Lean has been building that closed-loop infrastructure directly into its own technology stack. The company recently expanded its LeanTek platform with new AI governance, workforce intelligence and cost visibility tools, giving organizations execution-level cost tracking, workflow feedback loops and centralized governance dashboards designed to move AI deployments past experimentation and into accountable, measurable production use. 

“Organizations are increasingly focused on how to manage, measure and scale AI responsibly,” Quijano said of the update. “These new capabilities give leaders the confidence to scale AI while ensuring transparency, accountability and measurable business outcomes.”

Skipping the groundwork produces the same outcome as a mismanaged hire. 

“You’re eventually going to have to fire this new employee, which is another thing that I’m seeing very, very frequently now,” Quijano said. “There was a wave of AI projects that started earlier in ‘25 that companies are suddenly finding ways to get out of.” 

Quijano also pushed back on the idea that AI can fix broken processes or underperforming teams. “You can actually increase the output of errors into your system, potentially,” he said.

LSG was founded when brokerages needed nearshore talent to fill roles they couldn’t staff domestically.

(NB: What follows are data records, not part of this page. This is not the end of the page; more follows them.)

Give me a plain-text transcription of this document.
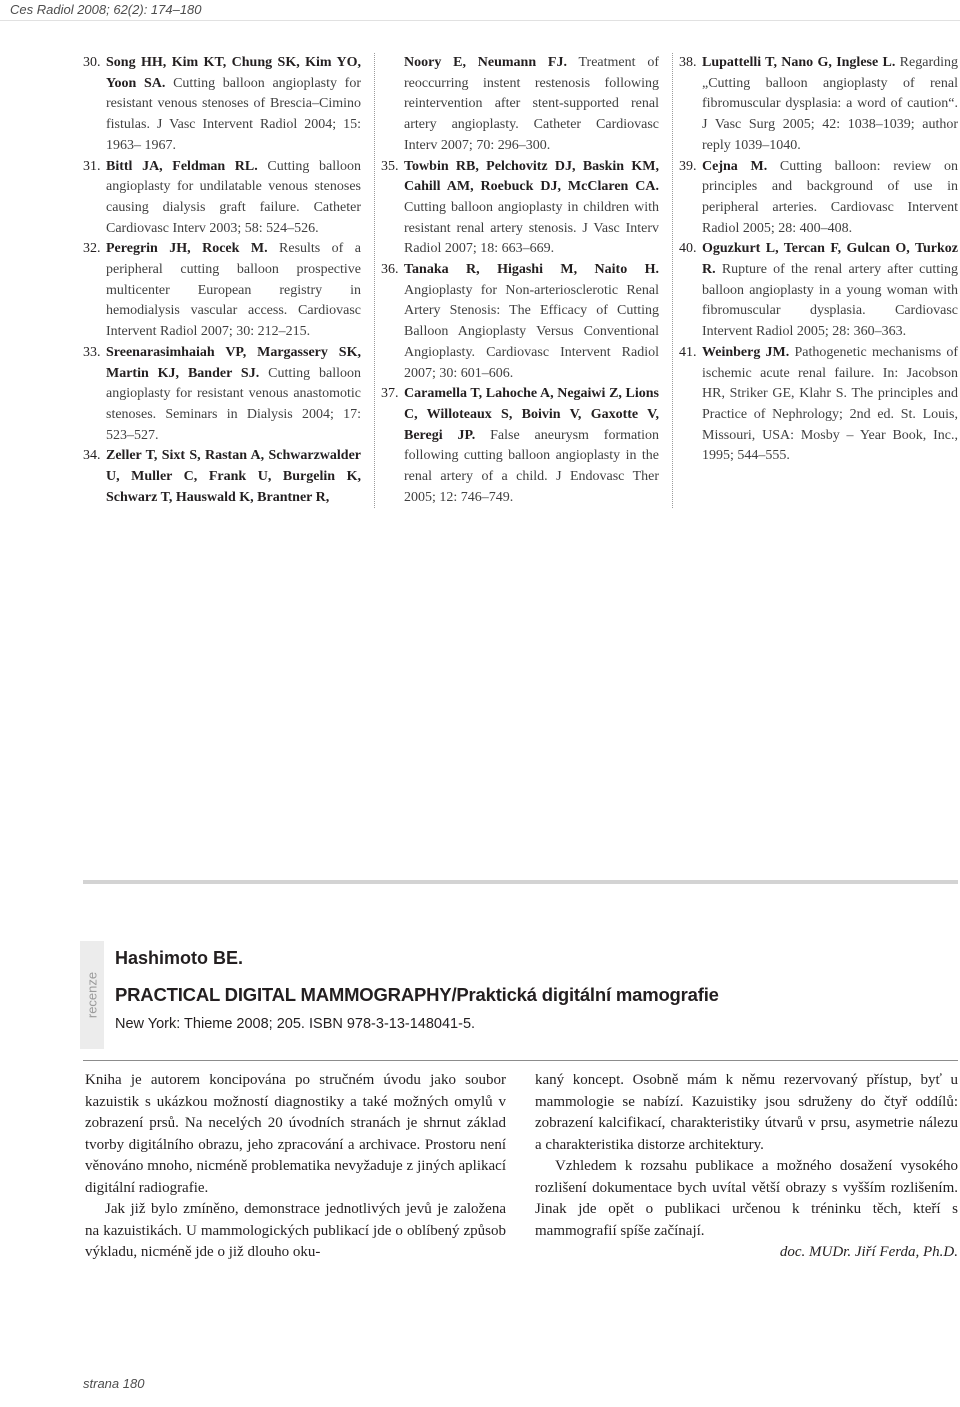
Ces Radiol 2008; 62(2): 174–180
30. Song HH, Kim KT, Chung SK, Kim YO, Yoon SA. Cutting balloon angioplasty for resistant venous stenoses of Brescia–Cimino fistulas. J Vasc Intervent Radiol 2004; 15: 1963– 1967.
31. Bittl JA, Feldman RL. Cutting balloon angioplasty for undilatable venous stenoses causing dialysis graft failure. Catheter Cardiovasc Interv 2003; 58: 524–526.
32. Peregrin JH, Rocek M. Results of a peripheral cutting balloon prospective multicenter European registry in hemodialysis vascular access. Cardiovasc Intervent Radiol 2007; 30: 212–215.
33. Sreenarasimhaiah VP, Margassery SK, Martin KJ, Bander SJ. Cutting balloon angioplasty for resistant venous anastomotic stenoses. Seminars in Dialysis 2004; 17: 523–527.
34. Zeller T, Sixt S, Rastan A, Schwarzwalder U, Muller C, Frank U, Burgelin K, Schwarz T, Hauswald K, Brantner R,
Noory E, Neumann FJ. Treatment of reoccurring instent restenosis following reintervention after stent-supported renal artery angioplasty. Catheter Cardiovasc Interv 2007; 70: 296–300.
35. Towbin RB, Pelchovitz DJ, Baskin KM, Cahill AM, Roebuck DJ, McClaren CA. Cutting balloon angioplasty in children with resistant renal artery stenosis. J Vasc Interv Radiol 2007; 18: 663–669.
36. Tanaka R, Higashi M, Naito H. Angioplasty for Non-arteriosclerotic Renal Artery Stenosis: The Efficacy of Cutting Balloon Angioplasty Versus Conventional Angioplasty. Cardiovasc Intervent Radiol 2007; 30: 601–606.
37. Caramella T, Lahoche A, Negaiwi Z, Lions C, Willoteaux S, Boivin V, Gaxotte V, Beregi JP. False aneurysm formation following cutting balloon angioplasty in the renal artery of a child. J Endovasc Ther 2005; 12: 746–749.
38. Lupattelli T, Nano G, Inglese L. Regarding „Cutting balloon angioplasty of renal fibromuscular dysplasia: a word of caution“. J Vasc Surg 2005; 42: 1038–1039; author reply 1039–1040.
39. Cejna M. Cutting balloon: review on principles and background of use in peripheral arteries. Cardiovasc Intervent Radiol 2005; 28: 400–408.
40. Oguzkurt L, Tercan F, Gulcan O, Turkoz R. Rupture of the renal artery after cutting balloon angioplasty in a young woman with fibromuscular dysplasia. Cardiovasc Intervent Radiol 2005; 28: 360–363.
41. Weinberg JM. Pathogenetic mechanisms of ischemic acute renal failure. In: Jacobson HR, Striker GE, Klahr S. The principles and Practice of Nephrology; 2nd ed. St. Louis, Missouri, USA: Mosby – Year Book, Inc., 1995; 544–555.
recenze
Hashimoto BE.
PRACTICAL DIGITAL MAMMOGRAPHY/Praktická digitální mamografie
New York: Thieme 2008; 205. ISBN 978-3-13-148041-5.

Kniha je autorem koncipována po stručném úvodu jako soubor kazuistik s ukázkou možností diagnostiky a také možných omylů v zobrazení prsů. Na necelých 20 úvodních stranách je shrnut základ tvorby digitálního obrazu, jeho zpracování a archivace. Prostoru není věnováno mnoho, nicméně problematika nevyžaduje z jiných aplikací digitální radiografie.

Jak již bylo zmíněno, demonstrace jednotlivých jevů je založena na kazuistikách. U mammologických publikací jde o oblíbený způsob výkladu, nicméně jde o již dlouho oku-

kaný koncept. Osobně mám k němu rezervovaný přístup, byť u mammologie se nabízí. Kazuistiky jsou sdruženy do čtyř oddílů: zobrazení kalcifikací, charakteristiky útvarů v prsu, asymetrie nálezu a charakteristika distorze architektury.

Vzhledem k rozsahu publikace a možného dosažení vysokého rozlišení dokumentace bych uvítal větší obrazy s vyšším rozlišením. Jinak jde opět o publikaci určenou k tréninku těch, kteří s mammografií spíše začínají.

doc. MUDr. Jiří Ferda, Ph.D.

strana 180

The conditions are now such that there’s an increased demand for people who sit at the intersection of operations, business, and technology.

“You have to be able to move between knowing what the right metrics are that allow you to show that this really is providing value for the business, knowing how to implement it, and knowing what technology implementation really looks like,” Quijano said.

That shift requires rethinking existing roles, Quijano said, describing a “cross-pollination” approach borrowed from software development. “You have very strong technology teams that sometimes you want to convert into pods that have greater coverage capacity amongst other projects that are adjacent to your own,” he said.

Many companies deploying AI at scale are grappling with runaway token spend. According to leading AI companies, there are hundreds of thousands of agents deployed across various companies. Quijano says that many companies are building more than they need, and that they are quickly relying on token usage more than anticipated. 

LSG is itself reliant on Claude for engineering work. 

“We’re big proponents of an AI-first strategy towards coding, but every leading AI company is also saying you have to start thinking about your own AI models,” Quijano said. “I think that’s the next direction that this is going to go.”

It’s questionable whether the newest frontier models justify their added cost. “When you compare [the newest models] to what you have the capability to do today, it’s about six to seven percent better,” Quijano said. “But at the same time, it’s twice as expensive. In my eyes this seems more like a strategy to monetize and pump this AI narrative rather than actually a humongous stride in AI improvement. We’re definitely in the law of diminishing returns right now.”

That plateau raises a bigger question, he said. “Does that mean that we’re at a point where the open source community can provide me better bang for my buck for deploying AI models than what the frontier labs are going to do? It’s yet to be seen. We’re doing it, but it’s not easy. Now it requires technology knowledge, infrastructure. You require DevOps experience. Now you’re back to the basics.”

LSG’s strategy has centered from the start on augmenting people rather than displacing them. Quijano expects the rest of the industry to converge toward that model as the hype cycle settles.

“We decided to do that from the get-go,” he said. “We talk about human plus AI, or tech-powered humans. We talk about elevating the role of the human to have more responsibilities.” That elevation requires real investment in reskilling the existing workforce, he said. “New responsibilities involve training and the upskilling of these roles so that they can be more tech-focused. They can have the ability to not only use the software, but be a part of it, part of the solution.”